So what have we learned about the simulations' general accuracy?
- In 2010, the Yankees finished one game and the Rays two games shy of the average projection. The Red Sox finished off by six games, but no projection can — and no projection should — project a season like that.
- In 2009, the Red Sox finished one game better than projected, but the Yankees overperformed by seven games.
- In 2008, the projections generally punted. The Rays were 12 games better than projected, the Yankees were six games worse, and the Red Sox were three games better. Only the Blue Jays were projected more or less accurately.
- In 2007, no projection was closer than four games off of the Red Sox' ultimate record, but they pretty much nailed the Yankees'.
- In 2006, the Sox underperformed by three games, the Blue Jays overperformed by four, and the Yankees were seven games better than the average projection.
- In 2005, the projections nailed it, placing the Sox and Yankees one game off, one either side, of the clubs' ultimate first-place tie.
Of the 16 AL East teams projected over the course of the last six years, I count the number of successes (two games or fewer) at seven — a 43.8 percent success rate. As for significant misses (four games or more), I also count seven. And twice, the projections were three games off, which is right on the border between being fairly close and pretty obviously not close.
Then there's the other, arguably more important facet, which is whether they got the standings right, even if one team ended up significantly better or worse than projected. Being seven games off the Yankees' record doesn't matter nearly as much if the Yanks were expected to finish in first anyway, for example.

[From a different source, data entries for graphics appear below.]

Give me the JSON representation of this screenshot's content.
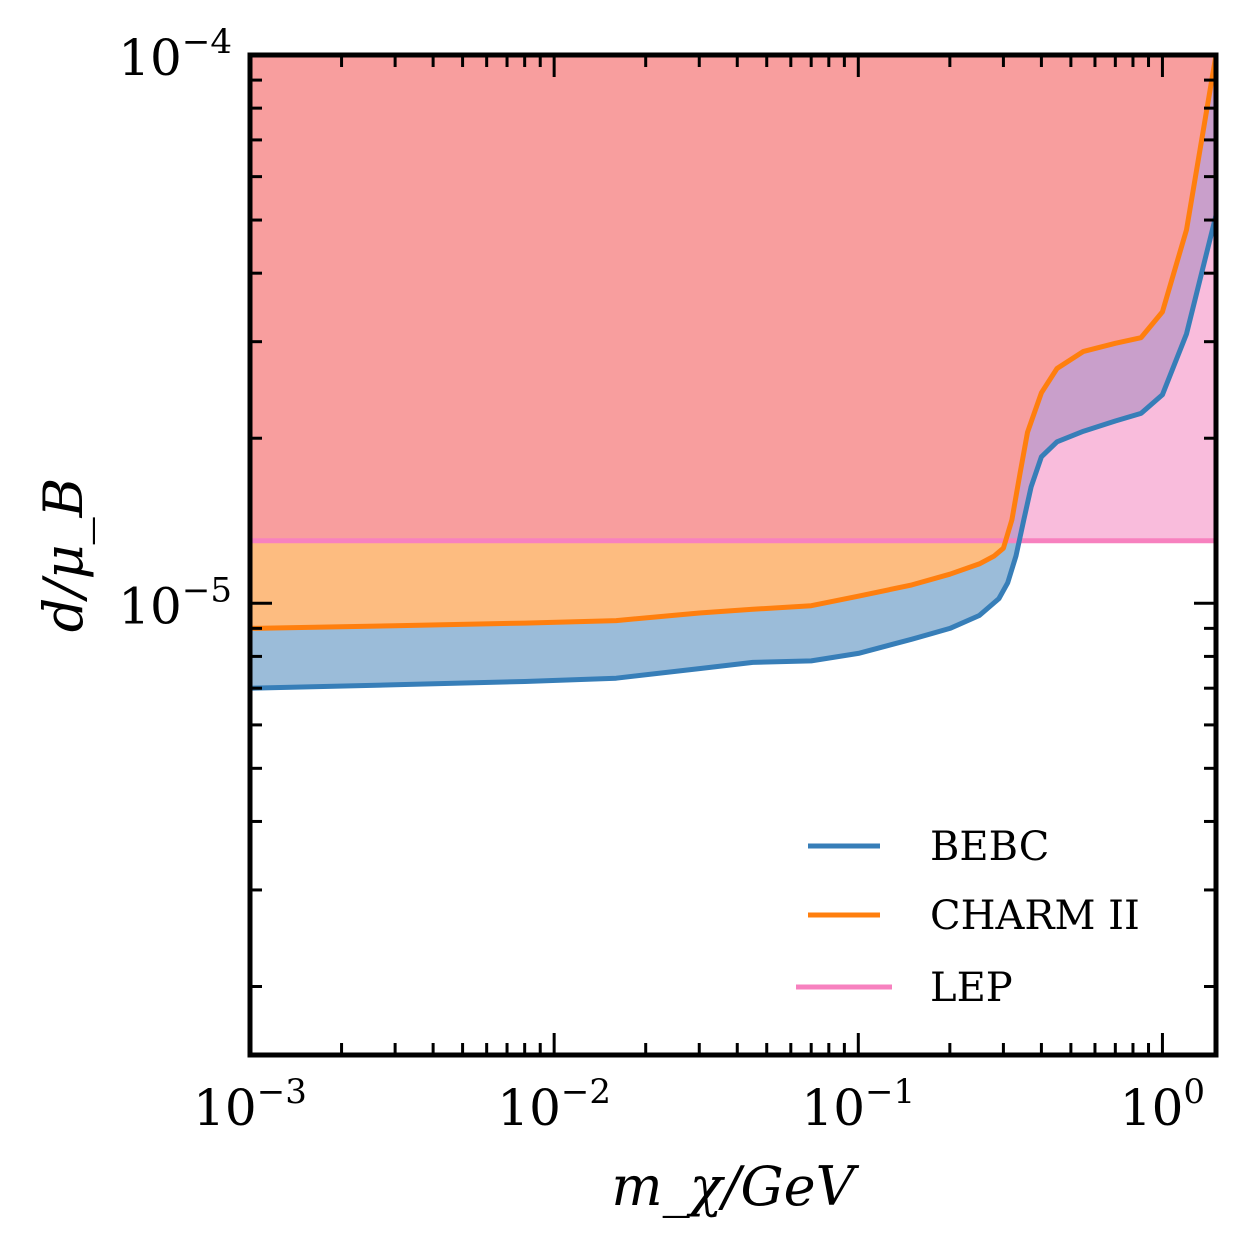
{
  "chart_data": {
    "type": "area",
    "title": "",
    "xlabel": "m_χ/GeV",
    "ylabel": "d/μ_B",
    "xscale": "log",
    "yscale": "log",
    "xlim": [
      0.001,
      1.5
    ],
    "ylim": [
      1.5e-06,
      0.0001
    ],
    "x_ticks": [
      {
        "base": "10",
        "exp": "−3",
        "value": 0.001
      },
      {
        "base": "10",
        "exp": "−2",
        "value": 0.01
      },
      {
        "base": "10",
        "exp": "−1",
        "value": 0.1
      },
      {
        "base": "10",
        "exp": "0",
        "value": 1
      }
    ],
    "y_ticks": [
      {
        "base": "10",
        "exp": "−5",
        "value": 1e-05
      },
      {
        "base": "10",
        "exp": "−4",
        "value": 0.0001
      }
    ],
    "series": [
      {
        "name": "BEBC",
        "color": "#377eb8",
        "fill": "#9bbcd9",
        "x": [
          0.001,
          0.003,
          0.008,
          0.016,
          0.03,
          0.045,
          0.07,
          0.1,
          0.15,
          0.2,
          0.25,
          0.29,
          0.31,
          0.33,
          0.35,
          0.37,
          0.4,
          0.45,
          0.55,
          0.7,
          0.85,
          1.0,
          1.2,
          1.5
        ],
        "y": [
          7e-06,
          7.1e-06,
          7.2e-06,
          7.3e-06,
          7.6e-06,
          7.8e-06,
          7.85e-06,
          8.1e-06,
          8.6e-06,
          9e-06,
          9.5e-06,
          1.02e-05,
          1.09e-05,
          1.22e-05,
          1.42e-05,
          1.63e-05,
          1.85e-05,
          1.97e-05,
          2.06e-05,
          2.15e-05,
          2.22e-05,
          2.4e-05,
          3.1e-05,
          5.1e-05
        ]
      },
      {
        "name": "CHARM II",
        "color": "#ff7f0e",
        "fill": "#fdbc80",
        "x": [
          0.001,
          0.003,
          0.008,
          0.016,
          0.03,
          0.045,
          0.07,
          0.1,
          0.15,
          0.2,
          0.25,
          0.28,
          0.3,
          0.32,
          0.34,
          0.36,
          0.4,
          0.45,
          0.55,
          0.7,
          0.85,
          1.0,
          1.2,
          1.5
        ],
        "y": [
          9e-06,
          9.1e-06,
          9.2e-06,
          9.3e-06,
          9.6e-06,
          9.75e-06,
          9.9e-06,
          1.03e-05,
          1.08e-05,
          1.13e-05,
          1.18e-05,
          1.22e-05,
          1.26e-05,
          1.42e-05,
          1.72e-05,
          2.05e-05,
          2.42e-05,
          2.68e-05,
          2.88e-05,
          2.98e-05,
          3.05e-05,
          3.4e-05,
          4.8e-05,
          0.0001
        ]
      },
      {
        "name": "LEP",
        "color": "#f781bf",
        "fill": "#f9bcdc",
        "x": [
          0.001,
          1.5
        ],
        "y": [
          1.3e-05,
          1.3e-05
        ]
      }
    ],
    "legend": {
      "position": "bottom-right",
      "entries": [
        "BEBC",
        "CHARM II",
        "LEP"
      ]
    },
    "overlap_fill": "#f89e9e",
    "overlap_purple_fill": "#c99fcb"
  }
}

On that score, the projections got it right in 2005 and 2009. That's it.
They get partial credit for 2006 in correctly projecting the division winner but swapping second and third.
They missed entirely in 2007, 2008 (though correctly projecting the Sox to finish second, I don't count it as a success if you miss on the first- and third-place teams) and 2010, when all three teams finished differently than projected.
So successful, or at least correctly projecting the division winner, three times, missing the boat three times. Taking that with the roughly 50/50 success rate in terms of raw record projection, it seems we can be about 50 percent certain of the projections being correct in any given season.
As Hudson noted on one of the previous threads, it seems like we could randomly pick two numbers between 92 and 98, then assign the higher number to the Yankees and the other to the Red Sox, and we would have just as likely a chance at correctly projecting the AL East as 1,000 simulations of whatever top-flight projection systems are out there today.
If we did that, we would get it right in 2005 and 2009, get the division winner correct in 2006, and miss it entirely in 2007, 2008 and 2010. Just like the projections.
But that doesn't make them any less fun, which of course is the entire point.